Special efforts have been launched in South Korea, but Chung urged the sector to be creative. He urged it to “try charter flights and fix better rates.” This won’t be easy, but some firms are trying precisely this.
One of the killer statistics from the conference is that the 260,000 t of seafood that Norway exported last year included 20,000 t of ice, which prompted a stunned silence in the hall – apart from the sound of jaws hitting the floor. This will be exacerbated if exports come to 350,000 t in five years, as some estimates have it.
“Transporting ice by air isn’t a good business calculation at today’s airfreight rates,” said Hans Petter Vestre, the team manager for airborne seafood at Lerøy Seafood.
The Bergen-based firm is trying to reduce the ice by some simple housekeeping measures. “We try to ship less whole fish and more fillets,” Vestre explained. The company also works on the most efficient routes and airlines it can, although one problem is that it has is the lack of data from partners.
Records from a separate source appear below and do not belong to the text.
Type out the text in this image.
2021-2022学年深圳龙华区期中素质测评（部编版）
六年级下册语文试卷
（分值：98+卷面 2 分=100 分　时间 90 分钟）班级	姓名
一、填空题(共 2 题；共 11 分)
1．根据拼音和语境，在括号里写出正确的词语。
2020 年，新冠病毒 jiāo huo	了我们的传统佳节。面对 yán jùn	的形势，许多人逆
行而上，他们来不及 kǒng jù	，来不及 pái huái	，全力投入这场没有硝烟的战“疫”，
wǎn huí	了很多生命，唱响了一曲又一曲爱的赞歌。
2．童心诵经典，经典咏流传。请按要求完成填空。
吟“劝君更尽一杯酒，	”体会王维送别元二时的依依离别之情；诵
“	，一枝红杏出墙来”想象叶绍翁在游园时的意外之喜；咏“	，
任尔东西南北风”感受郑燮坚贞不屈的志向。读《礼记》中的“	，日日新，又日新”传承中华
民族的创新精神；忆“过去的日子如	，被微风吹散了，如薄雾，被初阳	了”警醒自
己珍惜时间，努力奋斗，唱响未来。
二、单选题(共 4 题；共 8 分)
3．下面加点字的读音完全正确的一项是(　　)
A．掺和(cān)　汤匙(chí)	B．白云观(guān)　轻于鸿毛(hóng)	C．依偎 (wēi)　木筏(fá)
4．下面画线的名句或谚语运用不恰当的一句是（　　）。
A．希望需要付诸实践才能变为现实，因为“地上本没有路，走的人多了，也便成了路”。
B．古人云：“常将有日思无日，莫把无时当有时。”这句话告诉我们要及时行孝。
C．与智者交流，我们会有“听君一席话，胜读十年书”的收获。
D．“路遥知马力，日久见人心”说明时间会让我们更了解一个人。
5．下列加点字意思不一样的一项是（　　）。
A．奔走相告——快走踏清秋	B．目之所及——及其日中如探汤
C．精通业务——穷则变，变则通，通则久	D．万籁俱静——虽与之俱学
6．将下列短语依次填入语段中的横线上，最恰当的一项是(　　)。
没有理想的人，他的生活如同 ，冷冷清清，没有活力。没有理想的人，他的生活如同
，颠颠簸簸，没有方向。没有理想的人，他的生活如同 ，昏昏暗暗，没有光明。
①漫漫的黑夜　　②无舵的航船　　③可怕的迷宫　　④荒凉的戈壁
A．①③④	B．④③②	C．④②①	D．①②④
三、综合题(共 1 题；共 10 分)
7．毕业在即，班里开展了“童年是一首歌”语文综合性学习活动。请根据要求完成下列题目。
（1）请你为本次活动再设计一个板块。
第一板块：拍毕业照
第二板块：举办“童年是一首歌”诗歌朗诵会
Turning from fish to fillet
This era of big data, suggested Fredrik Wildtgrube, Finnair’s senior vice-president for cargo, allows cargo to be managed in a much better way, providing not just traceability at box level, but a more accurate measurement of temperatures too. He pointed out that Finnair is developing an IT system to do precisely that. What really caught many a participant’s eye at the conference, though, was not the economic woes that people are wary of. Nor was it the post-Ukraine/Covid-19 world, with its instabilities.
The central theme was an awareness that climate change is real, and that meeting the industry’s goals of being carbon-neutral by 2050 is going to be hard. “This topic will come back to us. It’s the next problem,” as Carl Christian Skage, the Nordic GSA/ECS Group’s managing director for Norway, said. The issue isn’t so much a definable problem, but rather a set of interconnected ones – and big ones at that.
“CO2 calculations can vary by as much as 40%,” Skage said, “which adds to the problems of calculating the best route, type of plane, and mode of transport. Maybe we underestimate the truck leg.”
Further costs are coming
Skage opined that sustainable aviation fuels “aren’t even close” to doing what’s needed. When they actually are available they cost up to five times what standard jet fuel costs. Other technologies, such as hydrogen, “will come too late to produce the necessary emissions cuts.”
Skage’s key point concerned the sheer weight of political pressure to act against climate change, without compromising other goals. He sees a new regulatory and fiscal environment coming – “there’ll be new rules, and I bet there’ll be a new tax.” His advice is that the industry “needs to learn to carry the costs!”